Peter Gingold (8 March 1916 – 29 October 2006) was a figure in the German Resistance and the National Committee for a Free Germany. He was born in a Jewish family in Aschaffenburg, Bavaria. He was a member of the Communist Party of Germany (KPD) and its successor the German Communist Party (DKP). He also won the Carl von Ossietzky Medal.

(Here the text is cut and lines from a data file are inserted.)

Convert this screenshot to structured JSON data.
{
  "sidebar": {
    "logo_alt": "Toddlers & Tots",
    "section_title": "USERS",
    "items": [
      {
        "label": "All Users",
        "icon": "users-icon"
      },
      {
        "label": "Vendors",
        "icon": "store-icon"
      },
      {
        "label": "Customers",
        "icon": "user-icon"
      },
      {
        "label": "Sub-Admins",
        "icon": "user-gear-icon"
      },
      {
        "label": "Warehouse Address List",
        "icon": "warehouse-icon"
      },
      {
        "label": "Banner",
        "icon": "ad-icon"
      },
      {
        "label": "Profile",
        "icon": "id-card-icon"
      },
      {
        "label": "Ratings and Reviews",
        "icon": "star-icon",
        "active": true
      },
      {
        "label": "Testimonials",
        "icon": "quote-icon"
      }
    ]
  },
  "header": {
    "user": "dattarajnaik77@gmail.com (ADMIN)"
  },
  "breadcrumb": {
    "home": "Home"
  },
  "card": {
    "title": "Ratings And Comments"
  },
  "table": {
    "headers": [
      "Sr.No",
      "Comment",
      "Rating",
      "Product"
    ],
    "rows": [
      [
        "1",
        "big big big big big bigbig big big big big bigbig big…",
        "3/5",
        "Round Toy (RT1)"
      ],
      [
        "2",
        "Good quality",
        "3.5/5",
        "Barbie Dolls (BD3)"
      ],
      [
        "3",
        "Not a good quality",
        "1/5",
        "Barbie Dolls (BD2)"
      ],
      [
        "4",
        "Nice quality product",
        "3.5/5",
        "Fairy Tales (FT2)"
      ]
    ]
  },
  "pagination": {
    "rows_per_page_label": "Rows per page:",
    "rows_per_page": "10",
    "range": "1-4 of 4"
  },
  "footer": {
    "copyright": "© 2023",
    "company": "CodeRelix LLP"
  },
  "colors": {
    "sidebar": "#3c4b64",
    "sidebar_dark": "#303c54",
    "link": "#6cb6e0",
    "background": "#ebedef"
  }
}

== Biographical details ==
Gingold was born Aschaffenburg, Lower Franconia. He fled Germany and went to Paris, where he became active in the German exile movement. After the occupation of Paris, Gingold had to flee again, this time heading to Dijon, where he became active in the Résistance. He was arrested by the Gestapo in 1943, but managed to escape. In August 1944, he took part in the uprising to liberate Paris. After that, he went to Lorraine, to help liberate that city.

He returned to Frankfurt am Main in August 1945 and resumed his activities with the Communist Party. Though he was honored in both France and Italy for his anti-fascist work, in Germany, he was vilified in his own country because of his political affiliation. He even had to fight to have his German citizenship recognized.

He was politically active in the Union of Persecutees of the Nazi Regime, the Association of Germans in the Résistance and the International Auschwitz Committee. He was also active in protests against IG Farben, related to their use of slave labor during the Nazi era.

Gingold died in Frankfurt in 2006 and is buried in Paris.